One of the biggest challenges that individuals face as they create a monthly budget is balancing saving for retirement with their other financial goals. Finance experts recommend saving as much as possible for retirement starting at the outset of one’s career. That said, younger professionals generally have a number of other goals in mind first, such as paying off student loans, purchasing a home, or even traveling around the world. However, not a lot of advice exists on how to save as much as possible for retirement while also working toward these closer goals.
The Importance of Saving for Both Retirement and Other Goals
First, it is important for you to understand why it is important to save for retirement early in life. Putting this money away early allows it to compound for decades and will serve as a good foundation for retirement. Furthermore, there are clear tax benefits for putting money in a 401(k) or IRA, even if it is a small percentage of your overall salary.
Another point that many people often do not consider is that saving for retirement early helps to get them in the habit of investing.

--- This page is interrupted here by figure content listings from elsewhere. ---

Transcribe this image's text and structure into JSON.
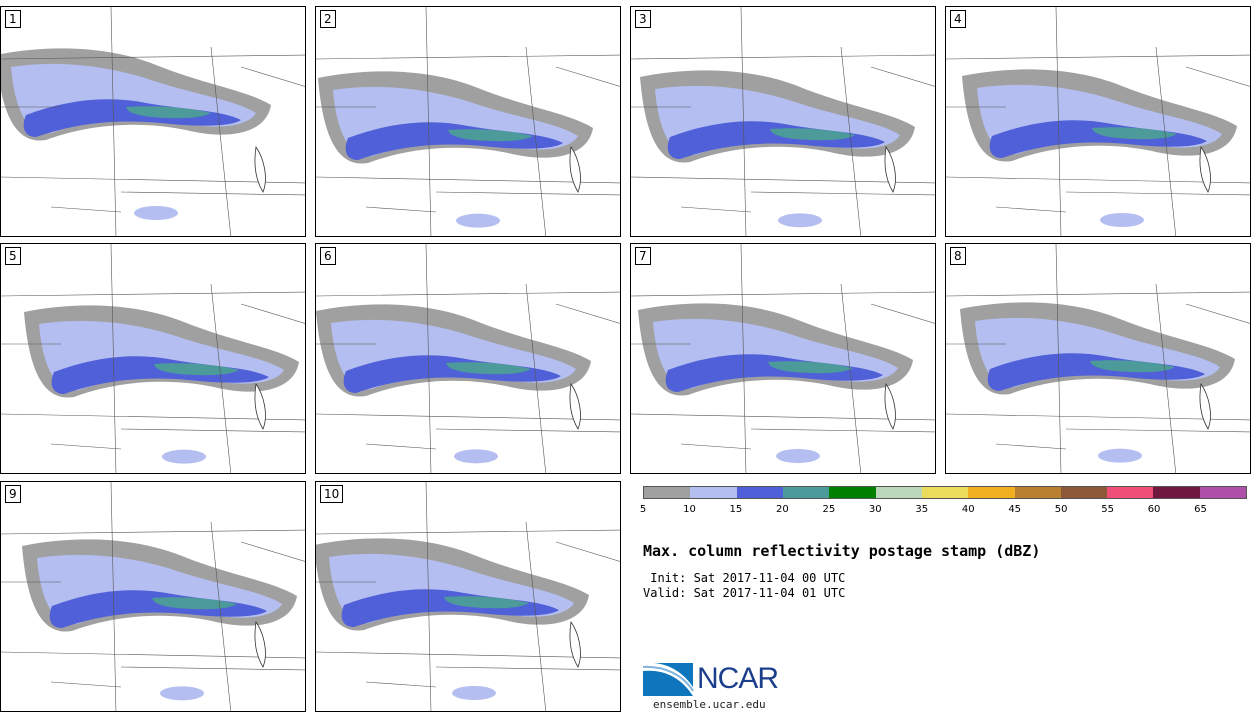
{
  "panels": [
    {
      "num": "1"
    },
    {
      "num": "2"
    },
    {
      "num": "3"
    },
    {
      "num": "4"
    },
    {
      "num": "5"
    },
    {
      "num": "6"
    },
    {
      "num": "7"
    },
    {
      "num": "8"
    },
    {
      "num": "9"
    },
    {
      "num": "10"
    }
  ],
  "legend": {
    "colors": [
      "#a0a0a0",
      "#b4bef0",
      "#5060d8",
      "#4c9a9a",
      "#008000",
      "#bcd8bc",
      "#ecdc5c",
      "#f0b020",
      "#b88030",
      "#8c5838",
      "#f05078",
      "#701840",
      "#b050a8"
    ],
    "ticks": [
      "5",
      "10",
      "15",
      "20",
      "25",
      "30",
      "35",
      "40",
      "45",
      "50",
      "55",
      "60",
      "65"
    ]
  },
  "title": "Max. column reflectivity postage stamp (dBZ)",
  "init_text": " Init: Sat 2017-11-04 00 UTC",
  "valid_text": "Valid: Sat 2017-11-04 01 UTC",
  "logo": {
    "text": "NCAR",
    "url": "ensemble.ucar.edu"
  }
}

When investing becomes routine, you will set up a sizable nest egg for yourself down the road.
Some individuals may have no clear financial goals other than retirement and wish to funnel all of their savings into retirement accounts only—but this may not prove the best idea.
The tax advantages of saving for retirement have their limit and once the money is in these accounts, it is no longer liquid. You should always make sure you have some liquidity in your investments so that you can put out financial fires without incurring massive penalties for early withdrawals from a retirement account. If you have already met your age-based retirement goals, it could be time to save for a different goal.

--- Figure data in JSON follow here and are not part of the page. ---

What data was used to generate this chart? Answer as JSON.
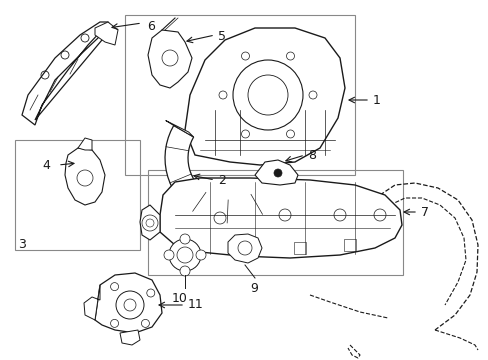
{
  "bg_color": "#ffffff",
  "lc": "#1a1a1a",
  "gc": "#888888",
  "figsize": [
    4.89,
    3.6
  ],
  "dpi": 100,
  "xlim": [
    0,
    489
  ],
  "ylim": [
    0,
    360
  ]
}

The 50-50 Approach to Saving for Retirement and Other Goals
One of the most basic approaches to saving for retirement along with other financial goals is the 50-50 approach. With this strategy, individuals divide the total amount of money they have budgeted for savings each month in half and contribute one part to retirement and the rest to other goals. Sometimes, people may hit their maximum allowable retirement savings with this strategy, at which point they can funnel all monthly savings allotment to other goals for the rest of the year. Before implementing this strategy, however, they should think critically about their particular situation. Some may want to put more than 50 percent toward retirement to take advantage of tax benefits, while others may need to put more money toward other goals at certain points.
The other factor that you need to consider is the percentage of your overall income that you want to dedicate toward savings. Obviously, a higher percentage will allow you to hit your goals quicker, but it is important to have some balance in the budget. This percentage may also change based on circumstances. For example, a couple could opt to increase their savings percentage as they approach their wedding or decrease it if the trip they are saving for is several years away. But remember: this number can be adjusted when necessary, and nothing is written in stone. In general, younger people should save a lower percentage of their salary than more established individuals and slowly increase the rate over time.

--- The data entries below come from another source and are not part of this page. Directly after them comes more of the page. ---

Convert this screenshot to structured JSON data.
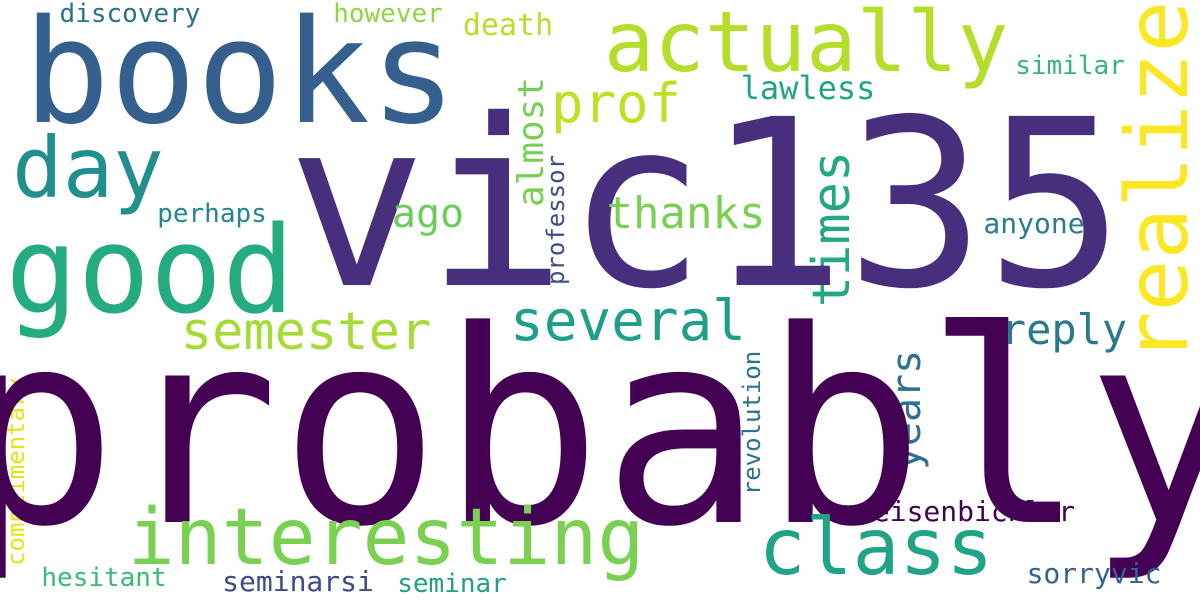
{
  "words": [
    {
      "text": "probably",
      "color": "#440154"
    },
    {
      "text": "vic135",
      "color": "#472f7d"
    },
    {
      "text": "books",
      "color": "#355f8d"
    },
    {
      "text": "actually",
      "color": "#b5de2b"
    },
    {
      "text": "good",
      "color": "#25ab82"
    },
    {
      "text": "interesting",
      "color": "#7ad151"
    },
    {
      "text": "class",
      "color": "#20a386"
    },
    {
      "text": "day",
      "color": "#218f8d"
    },
    {
      "text": "realize",
      "color": "#fde725"
    },
    {
      "text": "several",
      "color": "#1f9e89"
    },
    {
      "text": "semester",
      "color": "#a5db36"
    },
    {
      "text": "prof",
      "color": "#c2df23"
    },
    {
      "text": "thanks",
      "color": "#7ad151"
    },
    {
      "text": "times",
      "color": "#22a884"
    },
    {
      "text": "almost",
      "color": "#75d054"
    },
    {
      "text": "ago",
      "color": "#6ccd5a"
    },
    {
      "text": "years",
      "color": "#2c728e"
    },
    {
      "text": "reply",
      "color": "#2a788e"
    },
    {
      "text": "death",
      "color": "#b8de29"
    },
    {
      "text": "lawless",
      "color": "#20a386"
    },
    {
      "text": "professor",
      "color": "#3e4c8a"
    },
    {
      "text": "revolution",
      "color": "#2c728e"
    },
    {
      "text": "eisenbichler",
      "color": "#440154"
    },
    {
      "text": "sorryvic",
      "color": "#33638d"
    },
    {
      "text": "complimentary",
      "color": "#e5e419"
    },
    {
      "text": "hesitant",
      "color": "#3aba76"
    },
    {
      "text": "seminarsi",
      "color": "#3e4a89"
    },
    {
      "text": "seminar",
      "color": "#1fa088"
    },
    {
      "text": "discovery",
      "color": "#2c718e"
    },
    {
      "text": "however",
      "color": "#8ed645"
    },
    {
      "text": "similar",
      "color": "#35b779"
    },
    {
      "text": "perhaps",
      "color": "#24868e"
    },
    {
      "text": "anyone",
      "color": "#297b8e"
    }
  ]
}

How to Increase Total Savings from Overall Income over Time
When you are first starting to save, a good percentage to aim for is 10 percent, especially as you focus on making an entry-level salary stretch and paying off student loans. In this case, 5 percent would go toward retirement and 5 percent would go toward another goal, such as a down payment on a home or an emergency fund.
Over time, you will get raises or new jobs that pay more. You will also start to pay off debt so that your overall monthly expenses go down. When this happens, it is time to revisit the savings percentage and push it up to 15 percent, and then 20 percent.
Importantly, you should prioritize putting money in a high-return account, and then direct the yield from your high-return account to your savings to diversify your holdings. This lets you weather different kinds of financial crises and emergencies without suffering a complete wipeout of your nest egg.
Typically, around the time that people start thinking about increasing their savings percentage, they will probably also have new savings goals, whether that is a wedding, a down payment for a home, or even just paying cash for a car. Because of that, it makes sense to increase the amount of money put away each month.
Also around this time, people may start maxing out their IRA and/or 401(k) savings, so they will likely increase the amount put toward other goals to more than 50 percent. As you progress in your career, you should continue to increase the amount of money you save, with the eventual goal of saving about 25 percent of total earnings.